El suicidio se puede prevenir

Aún abundan los mitos y el desconocimiento sobre el suicidio. La ausencia de un plan de prevención del suicidio, la desinformación y el insuficiente abordaje en medios perpetúan el estigma que hay sobre esta realidad.

nualmente se suicidan aproximadamente un millón de personas y desde hace años aproximadamente 10 personas lo hacen cada día en nuestro país, una alarmante estadística que supone más del doble de las muertes que se producen por accidentes de tráfico y que ya se ha convertido en la primera causa de muerte entre los jóvenes en España. Si los datos llevan años siendo preocupantes, tras la pandemia las cifras están aumentando; un indicio más de los estragos que esta ha causado a nivel de salud mental en la población. Además, el pasado 10 de septiembre se celebró el día internacional de la prevención del suicidio, donde la plataforma Stop Suicidios: (instagram.com/stop.suicidios) reivindicó la necesidad de un Plan de Prevención del Suicidio por parte del Gobierno y se reclamaba a los medios de comunicación qué ayudasen a concienciar y desestigmatizar sobre esta realidad.

suicidio

¿Por qué ocurre?

Un error frecuente cuando se habla de suicidio es afirmar que únicamente lo cometen las personas que sufren algún tipo de trastorno mental. La realidad es que hay personas que se suicidan sin padecer ningún cuadro de este tipo, al igual que hay personas con trastornos mentales que nunca llegan a cometerlo. De hecho, son tantas las causas posibles que el suicidio se considera multicausal y es erróneo atribuirlo a un solo factor. Si bien es cierto que las personas con depresión tienen mayor riesgo de cometerlo, se debe hacer hincapié en que el suicidio es prevenible y entender que los intentos no son llamadas de atención sino de auxilio. Las personas que se plantean acabar con su vida no quieren morir, sino dejar de vivir de ese modo y cambiar las condiciones que les rodean: económicas, familiares, laborales, emocionales, etc. Antes de terminar con su vida son numerosos los intentos de pedir ayuda o modificar su entorno y es ahí donde debemos poner medios para actuar.

 

¿Cómo podemos ayudar?

El mayor factor de riesgo en el suicidio son los intentos previos. Por cada acto conseguido son varios los intentos previos, y estos suponen oportunidades para actuar.
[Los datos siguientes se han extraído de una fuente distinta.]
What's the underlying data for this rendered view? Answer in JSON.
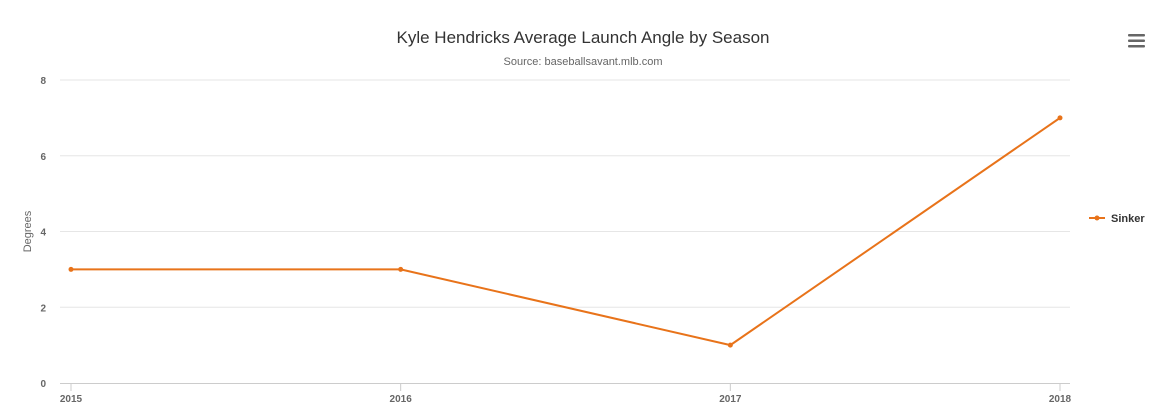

Si conocemos o sospechamos que una persona esté planteándose suicidarse es importante mostrarnos dispuestos a escucharle y preguntar qué necesita, sin juzgarle ni minimizar la importancia de sus ideas. No somos responsables de cambiar su situación, pero sí podemos estar ahí para esa persona, ofrecernos a acompañarle a un profesional de la salud mental o facilitarle recursos como el teléfono de la esperanza: telefonodelaesperanza.org. De forma similar ocurre con los familiares de una persona fallecida por suicidio. Este es uno de los duelos más complicados de elaborar psicológicamente debido a sus circunstancias y la evitabilidad de la muerte. Por eso es importante mostrarnos disponibles, no juzgar y ayudar en lo que la persona necesite, ya que en momentos recientes al fallecimiento puede ser difícil para ellas tomar decisiones cotidianas, por pequeñas que parezcan.

Otra posible ayuda puede venir por parte de los medios de comunicación. En 1974 se propuso que hablar de suicidios aumentaba la probabilidad de que ocurriesen, lo que se conoce el nombre de “Efecto Werther” o efecto llamada. Sin embargo, este fenómeno está desactualizado y la evidencia reciente afirma que el trato respetuoso puede prevenir suicidios, lo que se conoce como “Efecto Papageno”. Históricamente los medios de comunicación han tendido a tratar las noticias de modo sensacionalista o sesgado, camuflando la causa de la muerte u obviando las condiciones que rodeaban a las personas. Esto se debe al desconocimiento respecto a cómo tratar esta cuestión, al estigma social existente en torno a esta conducta, la cual, en ocasiones, hasta las propias familias intentan esconder por miedo a los juicios que se hagan al respecto.

El mayor lamento es la falta de medios a nivel estatal para paliar y prevenir más de 3500 muertes anuales en nuestro país. Con más psicólogos en la sanidad pública, mayor inversión en sanidad, cambiando las políticas de actuación ante el suicidio, concienciando en lugar de esconder y aprendiendo a hablar sobre el tema, se podrían salvar miles de vidas cada año.

Porque el suicidio se puede prevenir. Porque no se suicidan los locos. Porque el país entero se beneficiaría de un plan de prevención del suicidio. Porque hay profesionales de la salud mental deseando poder actuar para mejorar vidas.